Abstract: Mixed-signal neuromorphic processors emulate the electrochemical dynamics of neurons and synapses using conventional CMOS transistor technology and have potential for ultra-low-power machine learning and inference. However, the energy-efficiency of such systems is dependent on sparse, time-based encoding and processing, and they are, furthermore, subject to imprecision from "device mismatch" in the inhomogeneous analog circuitry. Hence, there is a need for neurocomputational methods based on principles of dynamic neural processing for efficient use of these low-power but inhomogeneous systems.In this thesis, inspiration is drawn from a temporal feature-detection circuit in crickets for the design of excitatory–inhibitory balanced disynaptic elements, which induce neural signal-propagation delays for coincidence-based pattern recognition.

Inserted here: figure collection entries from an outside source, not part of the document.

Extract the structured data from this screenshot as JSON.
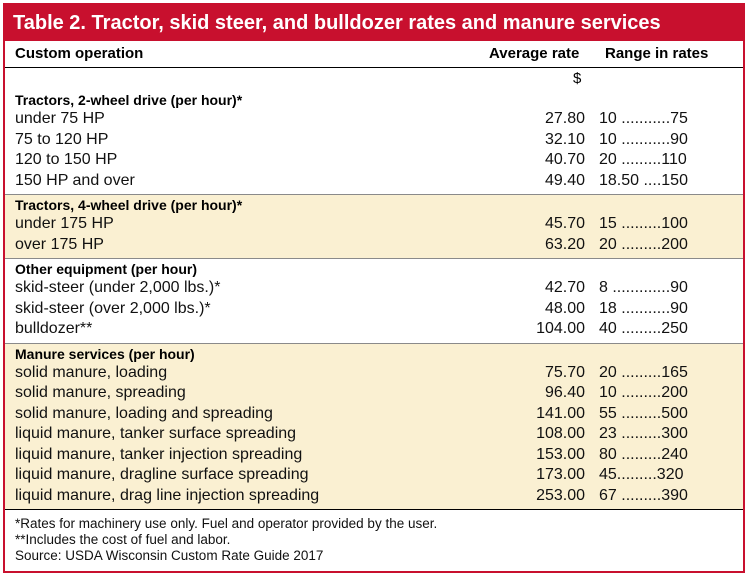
{
  "title": "Table 2. Tractor, skid steer, and bulldozer rates and manure services",
  "columns": {
    "operation": "Custom operation",
    "average": "Average rate",
    "range": "Range in rates"
  },
  "unit": "$",
  "groups": [
    {
      "title": "Tractors, 2-wheel drive (per hour)*",
      "rows": [
        {
          "label": "under 75 HP",
          "avg": "27.80",
          "range": "10 ...........75"
        },
        {
          "label": "75 to 120 HP",
          "avg": "32.10",
          "range": "10 ...........90"
        },
        {
          "label": "120 to 150 HP",
          "avg": "40.70",
          "range": "20 .........110"
        },
        {
          "label": "150 HP and over",
          "avg": "49.40",
          "range": "18.50 ....150"
        }
      ]
    },
    {
      "title": "Tractors, 4-wheel drive (per hour)*",
      "rows": [
        {
          "label": "under 175 HP",
          "avg": "45.70",
          "range": "15 .........100"
        },
        {
          "label": "over 175 HP",
          "avg": "63.20",
          "range": "20 .........200"
        }
      ]
    },
    {
      "title": "Other equipment (per hour)",
      "rows": [
        {
          "label": "skid-steer (under 2,000 lbs.)*",
          "avg": "42.70",
          "range": "8 .............90"
        },
        {
          "label": "skid-steer (over 2,000 lbs.)*",
          "avg": "48.00",
          "range": "18 ...........90"
        },
        {
          "label": "bulldozer**",
          "avg": "104.00",
          "range": "40 .........250"
        }
      ]
    },
    {
      "title": "Manure services (per hour)",
      "rows": [
        {
          "label": "solid manure, loading",
          "avg": "75.70",
          "range": "20 .........165"
        },
        {
          "label": "solid manure, spreading",
          "avg": "96.40",
          "range": "10 .........200"
        },
        {
          "label": "solid manure, loading and spreading",
          "avg": "141.00",
          "range": "55 .........500"
        },
        {
          "label": "liquid manure, tanker surface spreading",
          "avg": "108.00",
          "range": "23 .........300"
        },
        {
          "label": "liquid manure, tanker injection spreading",
          "avg": "153.00",
          "range": "80 .........240"
        },
        {
          "label": "liquid manure, dragline surface spreading",
          "avg": "173.00",
          "range": "45.........320"
        },
        {
          "label": "liquid manure, drag line injection spreading",
          "avg": "253.00",
          "range": "67 .........390"
        }
      ]
    }
  ],
  "footnotes": [
    "*Rates for machinery use only. Fuel and operator provided by the user.",
    "**Includes the cost of fuel and labor.",
    "Source: USDA Wisconsin Custom Rate Guide 2017"
  ],
  "colors": {
    "accent": "#c8102e",
    "shade": "#faf0d2"
  }
}
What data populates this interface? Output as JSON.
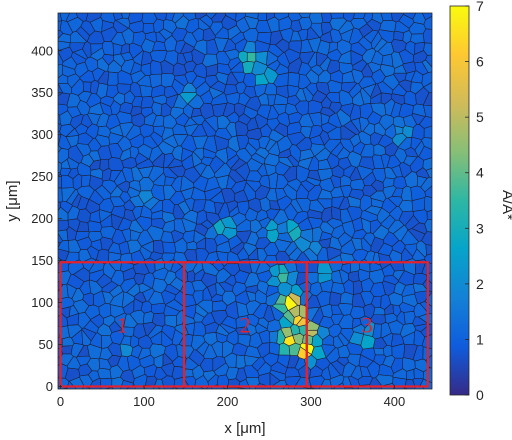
{
  "chart_data": {
    "type": "heatmap",
    "subtype": "voronoi-grain-map",
    "xlabel": "x [μm]",
    "ylabel": "y [μm]",
    "xlim": [
      -3,
      445
    ],
    "ylim": [
      -3,
      445
    ],
    "xticks": [
      0,
      100,
      200,
      300,
      400
    ],
    "yticks": [
      0,
      50,
      100,
      150,
      200,
      250,
      300,
      350,
      400
    ],
    "colorbar": {
      "label": "A/A*",
      "range": [
        0,
        7
      ],
      "ticks": [
        0,
        1,
        2,
        3,
        4,
        5,
        6,
        7
      ],
      "colormap": "parula",
      "stops": [
        "#352a87",
        "#0f5cdd",
        "#1481d6",
        "#06a4ca",
        "#2eb7a4",
        "#87bf77",
        "#d1bb59",
        "#fec832",
        "#f9fb0e"
      ]
    },
    "background_value": 1.0,
    "hotspots": [
      {
        "x": 230,
        "y": 390,
        "value": 4.0
      },
      {
        "x": 245,
        "y": 370,
        "value": 3.3
      },
      {
        "x": 150,
        "y": 345,
        "value": 2.6
      },
      {
        "x": 280,
        "y": 185,
        "value": 2.9
      },
      {
        "x": 300,
        "y": 170,
        "value": 2.7
      },
      {
        "x": 195,
        "y": 190,
        "value": 3.2
      },
      {
        "x": 255,
        "y": 185,
        "value": 2.8
      },
      {
        "x": 265,
        "y": 130,
        "value": 3.8
      },
      {
        "x": 320,
        "y": 135,
        "value": 3.1
      },
      {
        "x": 275,
        "y": 100,
        "value": 6.9
      },
      {
        "x": 285,
        "y": 80,
        "value": 6.3
      },
      {
        "x": 275,
        "y": 55,
        "value": 6.6
      },
      {
        "x": 295,
        "y": 45,
        "value": 7.0
      },
      {
        "x": 300,
        "y": 65,
        "value": 5.0
      },
      {
        "x": 365,
        "y": 60,
        "value": 3.1
      },
      {
        "x": 80,
        "y": 40,
        "value": 2.3
      },
      {
        "x": 410,
        "y": 300,
        "value": 2.4
      },
      {
        "x": 100,
        "y": 220,
        "value": 2.3
      }
    ],
    "regions": [
      {
        "label": "1",
        "x": [
          0,
          148
        ],
        "y": [
          0,
          148
        ]
      },
      {
        "label": "2",
        "x": [
          148,
          295
        ],
        "y": [
          0,
          148
        ]
      },
      {
        "label": "3",
        "x": [
          295,
          440
        ],
        "y": [
          0,
          148
        ]
      }
    ],
    "region_color": "#e8202a"
  }
}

Due to device mismatch, the disynaptic elements have a distribution of temporal delays when implemented in mixed-signal hardware, both between and within single neurons. Here, this is utilized as a source of the variability needed for spatiotemporal pattern representation – as a hardware-resource efficient alternative to dedicated axonal or neuronal delays or emulation of dendrites.Resulting from experiments with a DYNAP-SE neuromorphic processor connected in a closed loop with a PC and a digital oscilloscope, synaptic delays of up to 100 ms are characterized, with an intraneuronal variability of order 10 ms. Use of the synaptic delays for generating coincidence-based spatiotemporal receptive fields of up to five dimensions in single hardware neurons in a Spatiotemporal Correlator (STC) neural network is demonstrated. The energy dissipation of the balanced synaptic elements is one order of magnitude lower per lateral connection (0.65 nJ vs 9.3 nJ per spike) than the original delay-based hardware implementation of the STC network.Thus, it is shown how the inhomogeneous synaptic circuits could be utilized for resource-efficient implementation of STC network layers, in a way that enables synapse-address reprogramming as a discrete mechanism for feature tuning. The presented approach may serve as a complement to more accurate but resource-intensive delay-based coincidence detection or dendritic integration.